Curiosamente nunca vi o mesmo opinador preocupar-se quando está explicito uma mensagem de sinal contrário que, se dotada de talento e meios de produção à altura, logo passa por obra-prima. «Trumbo» serve de pedra-de-toque para perceber o que se passa na cabeça de quem o comenta: se não gosta quase por certo alinha politicamente à direita, se gosta sucede precisamente o contrário. ~
Muito preocupado com o maniqueísmo, LMO esquece que o assunto não admite confusões: ou se está de um lado ou do outro. Ou se admira os que mantiveram as convicções, sofreram as consequências e acabaram por ser reconhecidos como vítimas de uma execrável operação política destinada a virar a América mais para a direita, de forma a satisfazer os interesses da coligação de militares com a indústria de guerra (Eisenhower bem a pressentiu e denunciou, mas nada pôde fazer contra ela!), ou se alinha com os John Waynes, com os Ronald Reagans e com os Nixons, que dela foram cabeças de turco. Como Trump continua a ser com o recente aumento do Orçamento para os militares.

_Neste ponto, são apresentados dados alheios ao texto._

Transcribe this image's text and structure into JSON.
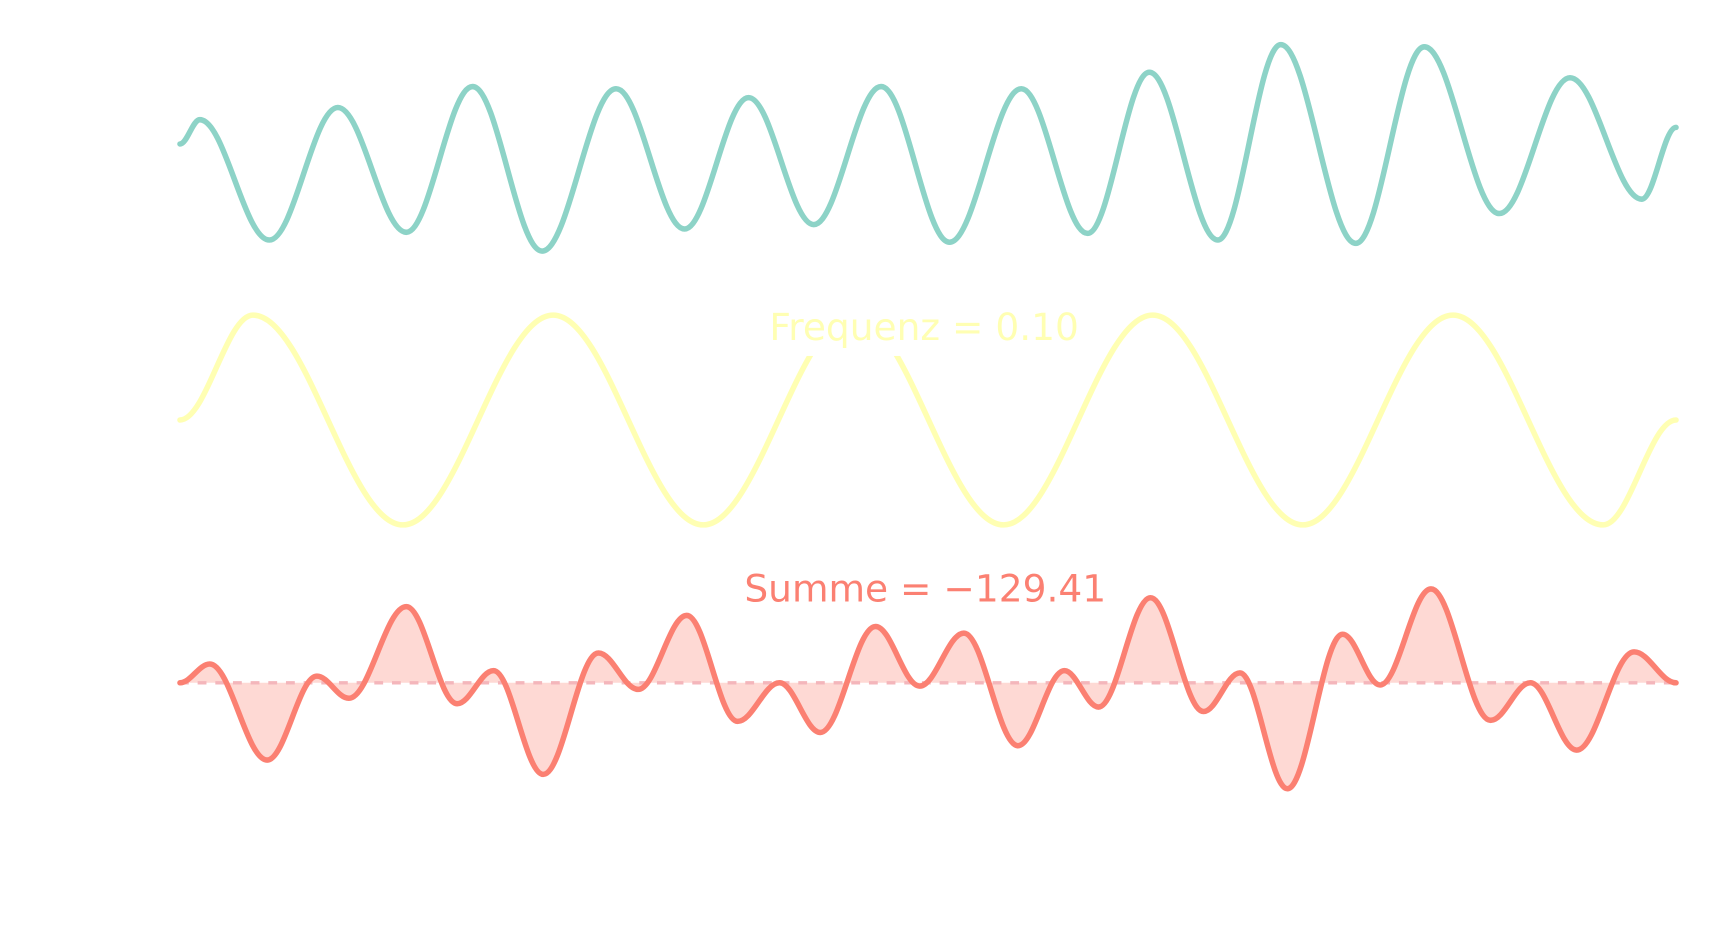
{
  "frequency_label": "Frequenz = 0.10",
  "sum_label": "Summe = −129.41"
}
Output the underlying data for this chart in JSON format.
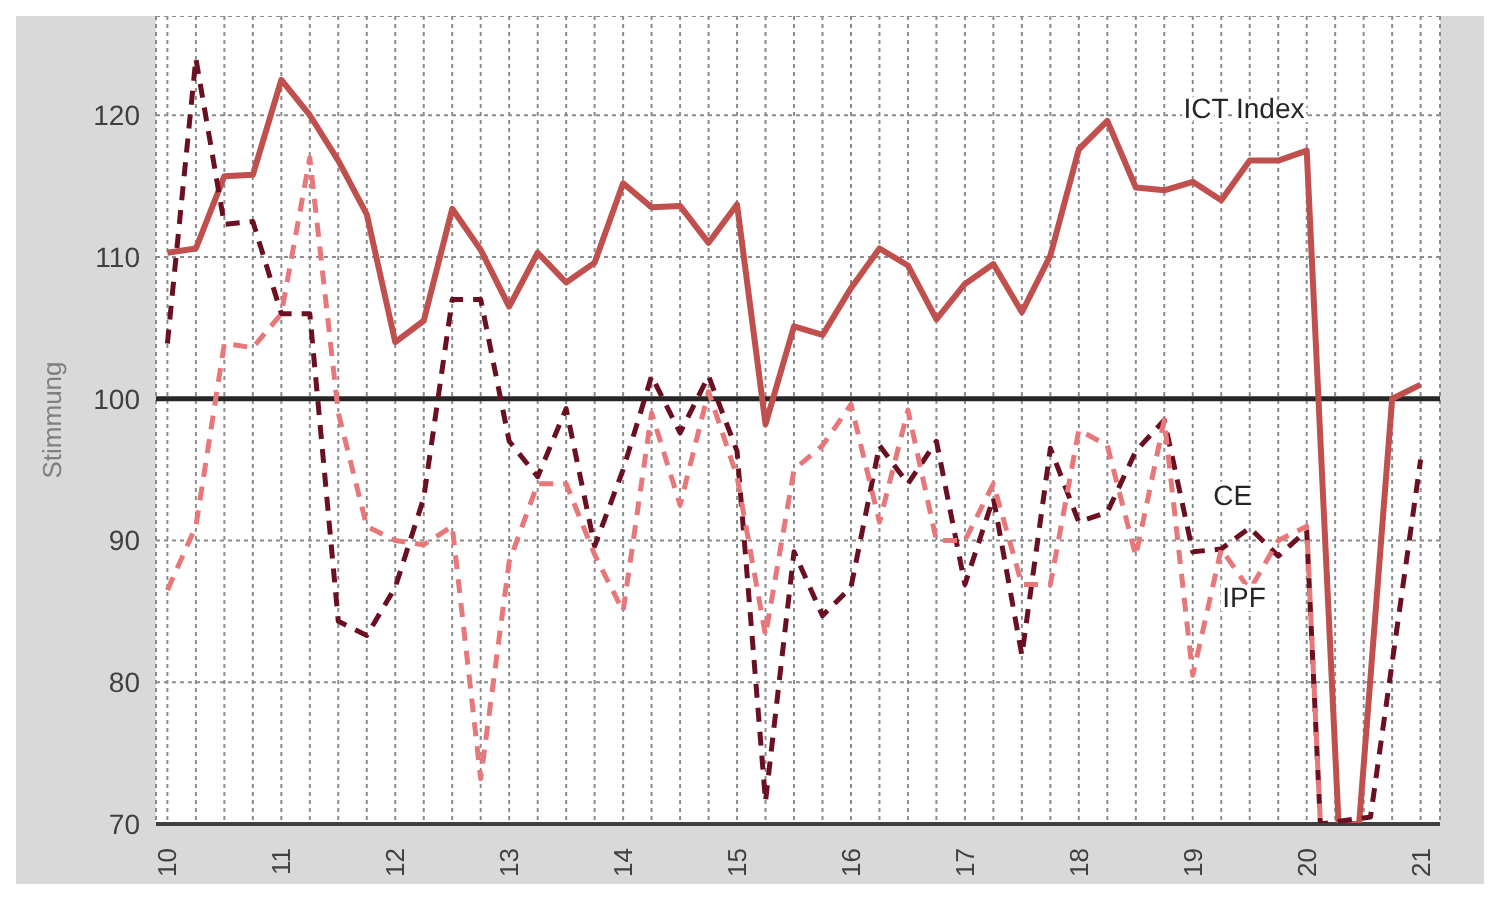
{
  "chart_data": {
    "type": "line",
    "ylabel": "Stimmung",
    "xlim": [
      2009.9,
      2021.17
    ],
    "ylim": [
      70,
      127
    ],
    "xticks": [
      {
        "value": 2010,
        "label": "10"
      },
      {
        "value": 2010.25,
        "label": null
      },
      {
        "value": 2010.5,
        "label": null
      },
      {
        "value": 2010.75,
        "label": null
      },
      {
        "value": 2011,
        "label": "11"
      },
      {
        "value": 2011.25,
        "label": null
      },
      {
        "value": 2011.5,
        "label": null
      },
      {
        "value": 2011.75,
        "label": null
      },
      {
        "value": 2012,
        "label": "12"
      },
      {
        "value": 2012.25,
        "label": null
      },
      {
        "value": 2012.5,
        "label": null
      },
      {
        "value": 2012.75,
        "label": null
      },
      {
        "value": 2013,
        "label": "13"
      },
      {
        "value": 2013.25,
        "label": null
      },
      {
        "value": 2013.5,
        "label": null
      },
      {
        "value": 2013.75,
        "label": null
      },
      {
        "value": 2014,
        "label": "14"
      },
      {
        "value": 2014.25,
        "label": null
      },
      {
        "value": 2014.5,
        "label": null
      },
      {
        "value": 2014.75,
        "label": null
      },
      {
        "value": 2015,
        "label": "15"
      },
      {
        "value": 2015.25,
        "label": null
      },
      {
        "value": 2015.5,
        "label": null
      },
      {
        "value": 2015.75,
        "label": null
      },
      {
        "value": 2016,
        "label": "16"
      },
      {
        "value": 2016.25,
        "label": null
      },
      {
        "value": 2016.5,
        "label": null
      },
      {
        "value": 2016.75,
        "label": null
      },
      {
        "value": 2017,
        "label": "17"
      },
      {
        "value": 2017.25,
        "label": null
      },
      {
        "value": 2017.5,
        "label": null
      },
      {
        "value": 2017.75,
        "label": null
      },
      {
        "value": 2018,
        "label": "18"
      },
      {
        "value": 2018.25,
        "label": null
      },
      {
        "value": 2018.5,
        "label": null
      },
      {
        "value": 2018.75,
        "label": null
      },
      {
        "value": 2019,
        "label": "19"
      },
      {
        "value": 2019.25,
        "label": null
      },
      {
        "value": 2019.5,
        "label": null
      },
      {
        "value": 2019.75,
        "label": null
      },
      {
        "value": 2020,
        "label": "20"
      },
      {
        "value": 2020.25,
        "label": null
      },
      {
        "value": 2020.5,
        "label": null
      },
      {
        "value": 2020.75,
        "label": null
      },
      {
        "value": 2021,
        "label": "21"
      }
    ],
    "yticks": [
      70,
      80,
      90,
      100,
      110,
      120
    ],
    "grid": true,
    "legend": false,
    "marker": "none",
    "ref_lines": [
      {
        "axis": "y",
        "value": 100,
        "color": "#262626"
      }
    ],
    "series": [
      {
        "name": "ICT Index",
        "color": "#c0504d",
        "line_style": "solid",
        "x": [
          2010,
          2010.25,
          2010.5,
          2010.75,
          2011,
          2011.25,
          2011.5,
          2011.75,
          2012,
          2012.25,
          2012.5,
          2012.75,
          2013,
          2013.25,
          2013.5,
          2013.75,
          2014,
          2014.25,
          2014.5,
          2014.75,
          2015,
          2015.25,
          2015.5,
          2015.75,
          2016,
          2016.25,
          2016.5,
          2016.75,
          2017,
          2017.25,
          2017.5,
          2017.75,
          2018,
          2018.25,
          2018.5,
          2018.75,
          2019,
          2019.25,
          2019.5,
          2019.75,
          2020,
          2020.28,
          2020.46,
          2020.75,
          2021
        ],
        "values": [
          110.3,
          110.6,
          115.7,
          115.8,
          122.5,
          120,
          116.8,
          113,
          104,
          105.5,
          113.4,
          110.5,
          106.5,
          110.3,
          108.2,
          109.6,
          115.2,
          113.5,
          113.6,
          111,
          113.7,
          98.2,
          105.1,
          104.5,
          107.8,
          110.6,
          109.4,
          105.6,
          108.1,
          109.5,
          106.1,
          110.1,
          117.6,
          119.6,
          114.9,
          114.7,
          115.3,
          114,
          116.8,
          116.8,
          117.5,
          70,
          70,
          100,
          101
        ]
      },
      {
        "name": "CE",
        "color": "#6b1020",
        "line_style": "dashed",
        "x": [
          2010,
          2010.25,
          2010.5,
          2010.75,
          2011,
          2011.25,
          2011.5,
          2011.75,
          2012,
          2012.25,
          2012.5,
          2012.75,
          2013,
          2013.25,
          2013.5,
          2013.75,
          2014,
          2014.25,
          2014.5,
          2014.75,
          2015,
          2015.25,
          2015.5,
          2015.75,
          2016,
          2016.25,
          2016.5,
          2016.75,
          2017,
          2017.25,
          2017.5,
          2017.75,
          2018,
          2018.25,
          2018.5,
          2018.75,
          2019,
          2019.25,
          2019.5,
          2019.75,
          2020,
          2020.12,
          2020.56,
          2021
        ],
        "values": [
          103.9,
          124,
          112.3,
          112.5,
          106,
          106,
          84.3,
          83.3,
          86.7,
          93,
          107,
          107,
          97,
          94.5,
          99.3,
          89.6,
          95,
          101.6,
          97.6,
          101.6,
          96.3,
          71.6,
          89.2,
          84.7,
          86.7,
          96.7,
          94,
          97,
          86.9,
          93,
          81.9,
          96.5,
          91.3,
          92,
          96.3,
          98.5,
          89.2,
          89.4,
          90.9,
          88.9,
          90.7,
          70,
          70.5,
          95.7
        ]
      },
      {
        "name": "IPF",
        "color": "#e8777a",
        "line_style": "dashed",
        "x": [
          2010,
          2010.25,
          2010.5,
          2010.75,
          2011,
          2011.25,
          2011.5,
          2011.75,
          2012,
          2012.25,
          2012.5,
          2012.75,
          2013,
          2013.25,
          2013.5,
          2013.75,
          2014,
          2014.25,
          2014.5,
          2014.75,
          2015,
          2015.25,
          2015.5,
          2015.75,
          2016,
          2016.25,
          2016.5,
          2016.75,
          2017,
          2017.25,
          2017.5,
          2017.75,
          2018,
          2018.25,
          2018.5,
          2018.75,
          2019,
          2019.25,
          2019.5,
          2019.75,
          2020,
          2020.12
        ],
        "values": [
          86.5,
          91,
          103.9,
          103.6,
          106,
          117,
          99,
          91,
          90,
          89.7,
          91,
          73.2,
          88.5,
          94,
          94,
          89,
          85,
          99,
          92.5,
          100.5,
          94.5,
          83.3,
          95,
          96.7,
          99.6,
          91.3,
          99.2,
          90,
          90,
          94,
          86.9,
          86.9,
          97.8,
          96.7,
          88.9,
          98.5,
          80.5,
          89.4,
          86.5,
          90,
          91,
          70
        ]
      }
    ]
  }
}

No final da Segunda Guerra Mundial o poder republicano julgou-se invencível ao ter a exclusividade da bomba atómica e engendrou a estratégia imperialista de expandir a sua exploração a todos os continentes. Os comunistas estavam a jeito como inimigos principais, pois seria a União Soviética o maior obstáculo a esse objetivo. E entre eles, pela sua visibilidade, contavam-se os realizadores, argumentistas, atores, atrizes e outros técnicos, que davam vida às produções de Hollywood.
Dalton Trumbo era um deles: escritor talentoso, já enriquecera com alguns trabalhos, que haviam conhecido um enorme sucesso de bilheteira.
Em 1947 ele e outras nove personalidades conhecidas dos estúdios cinematográficos foram intimados a comparecerem em Washington para prestarem declarações perante a Comissão de Atividades Anti-Americanas.
Cientes de estarem a ser violados os seus direitos constitucionais quanto à sua liberdade de pensamento, nenhum deles colaborou com os interrogadores acabando condenados a um ano de prisão por «desrespeito ao Congresso».
Curiosamente o senador incumbido dessa Comissão não tardaria a ser igualmente preso por burla e peculato.
Nos anos seguintes - dez no caso de Dalton Trumbo - a vida viu-se-lhes virada do avesso com a pobreza a substituir-se à confortável qualidade de vida até então usufruída.
Alguns cedem à chantagem dos anticomunistas liderados pela intriguista Hedda Hopper (cuja influência advinha da sua muito lida coluna de mexericos!), como aconteceu com Edward G. Robinson, Outros, como Elia Kazan - que alguns enaltecem por títulos como «Esplendor na Relva» ou «A Leste do Paraíso» - levaram a perfídia ao extremo de denunciarem, sem qualquer objeção, os que tinham sido seus amigos e nele haviam confiado. Mas houve também os que morreram por não encontrarem ânimo para contrariarem a inclusão na Lista Negra como sucedeu com John Garfield.
Trumbo organizou-se com um conjunto de outros argumentistas para escreverem argumentos mal pagos e de escassa exigência para filmes de série B. Mas, entretanto, em trabalhos mais de acordo com o seu talento, foi ganhando Óscares sob pseudónimo. Aconteceu com «Férias em Roma» de William Wyler em 1953 e com «O Rapaz e o Touro» de Irving Rapper em 1956.
A reintegração na Writers Guild of America só aconteceu quando Kirk Douglas exigiu que o seu nome figurasse no genérico de «Spartacus» e Otto Preminger o imitou com igual decisão relativamente ao «Exodus», ambos em 1960.
A América parecia à beira da mudança e Kennedy, acabado de ser eleito para a Casa Branca sinalizou o fim da perseguição aos principais nomes da Lista Negra com a comparência à estreia do filme de Kubrik. Mas a malfadada Comissão manteria a atividade, mesmo em menor dimensão, até 1975. Trumbo ainda viveu o suficiente para lhe fazer o enterro, pois sucumbiria no ano seguinte fulminado por um ataque cardíaco.
Nesta abordagem biográfica não havia muito que pedir a Jay Roach: um argumento consistente, intérpretes irrepreensíveis e causar no espectador a reação emotiva contra este trágico exemplo de repressão contra o direito a ter as crenças políticas, que se pretendam defender,
Estranho que isso ainda incomode muita gente. Por mim o filme vale cinco estrelas.